Searing Meat
isw wrote:
> Juds...@webtv wrote:
>
> > I've tried searing beef roasts in large frying pans before slow roasting
> > in the oven and gotten pretty good results . The meat has been tender
> > and juicey. I guess the theory is to seal off the pores of the meat with
> > a really hot ,oily pan and then move it to a steady, lower heat for an
> > extended period.
>
> I think most of that stuff about "sealing the pores" has been pretty
> much discounted. The point of searing the meat is to cause a Maillard
> reaction (browning) which adds a lot of flavor. IMO it will work a lot
> better in a hot iron skillet with a bit of oil than on a grill; the
> grill cannot get the surface of the meat as hot, as quickly, as direct
> contact with the cast iron, with heat transfer aided by the oil.

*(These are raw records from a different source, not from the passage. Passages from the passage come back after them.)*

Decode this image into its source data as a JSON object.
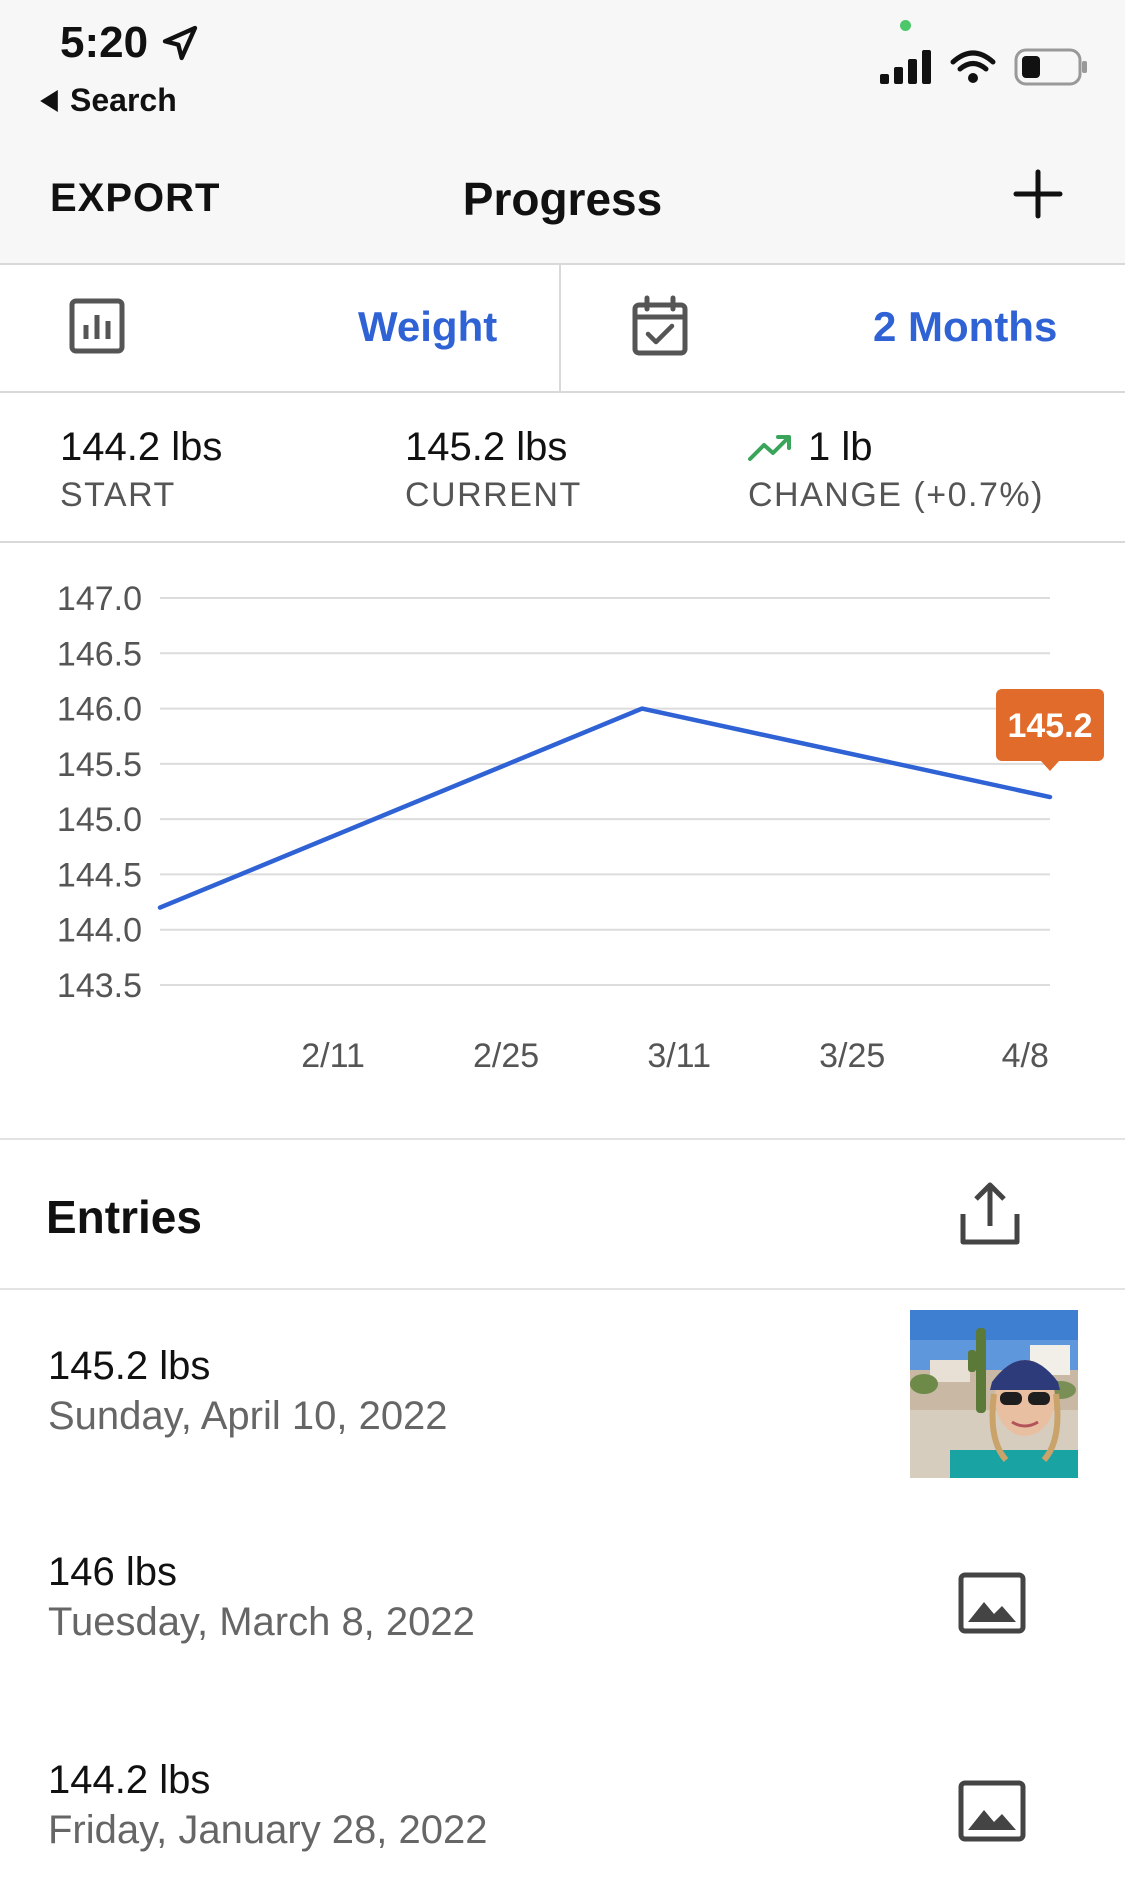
{
  "status": {
    "time": "5:20",
    "back_label": "Search"
  },
  "nav": {
    "export_label": "EXPORT",
    "title": "Progress"
  },
  "selector": {
    "metric_label": "Weight",
    "range_label": "2 Months"
  },
  "stats": {
    "start_value": "144.2 lbs",
    "start_label": "START",
    "current_value": "145.2 lbs",
    "current_label": "CURRENT",
    "change_value": "1 lb",
    "change_label": "CHANGE (+0.7%)"
  },
  "chart_data": {
    "type": "line",
    "y_ticks": [
      "147.0",
      "146.5",
      "146.0",
      "145.5",
      "145.0",
      "144.5",
      "144.0",
      "143.5"
    ],
    "x_ticks": [
      "2/11",
      "2/25",
      "3/11",
      "3/25",
      "4/8"
    ],
    "ylim": [
      143.5,
      147.0
    ],
    "xlim": [
      "2022-01-28",
      "2022-04-10"
    ],
    "series": [
      {
        "points": [
          {
            "x": "2022-01-28",
            "y": 144.2
          },
          {
            "x": "2022-03-08",
            "y": 146.0
          },
          {
            "x": "2022-04-10",
            "y": 145.2
          }
        ],
        "color": "#2f62d4"
      }
    ],
    "tooltip": "145.2",
    "tooltip_color": "#e06b2a",
    "grid": true
  },
  "entries": {
    "title": "Entries",
    "items": [
      {
        "weight": "145.2 lbs",
        "date": "Sunday, April 10, 2022",
        "has_photo": true
      },
      {
        "weight": "146 lbs",
        "date": "Tuesday, March 8, 2022",
        "has_photo": false
      },
      {
        "weight": "144.2 lbs",
        "date": "Friday, January 28, 2022",
        "has_photo": false
      }
    ]
  },
  "colors": {
    "accent": "#2f62d4",
    "trend_up": "#3aa55a",
    "tooltip": "#e06b2a"
  }
}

Scientifically not true. The best you're going to do in a pan with
oil is the oil's smoke point, about 370-400degF... much hotter it'll
reach flash point and ignite.... if you persist all that will occur is
burned/carbonized... blackened, not browned meat. But with an oven or
a covered grill much higher temperatures can be achieved, easily
500-550degF with an oven and 650-700degF with a covered grill... and
the entire surface of the meat will be exposed to super heated air all
at once so no flipping/maneuvering is necessary... and because those
temperatures are really much too hot is why the oven or grill should
be cranked down immediately after introducing the meat or burning/
incineration will occur, especially the portions not covered with a
good layer of fat.... you're not going to brown the meat under the fat
anyway, and only an amateur would want to render off the fat right at
the onset of cooking. To pan brown meat as for pot roast use medium
heat, just enough to sizzle and enough so it doesn't stew... trying to
pan brown any food at full throttle is the sign of a kitchen imbecile,
who is only going to create burned food, burned pan, a smokey stinky
kitchen, and extra fill for their trash can.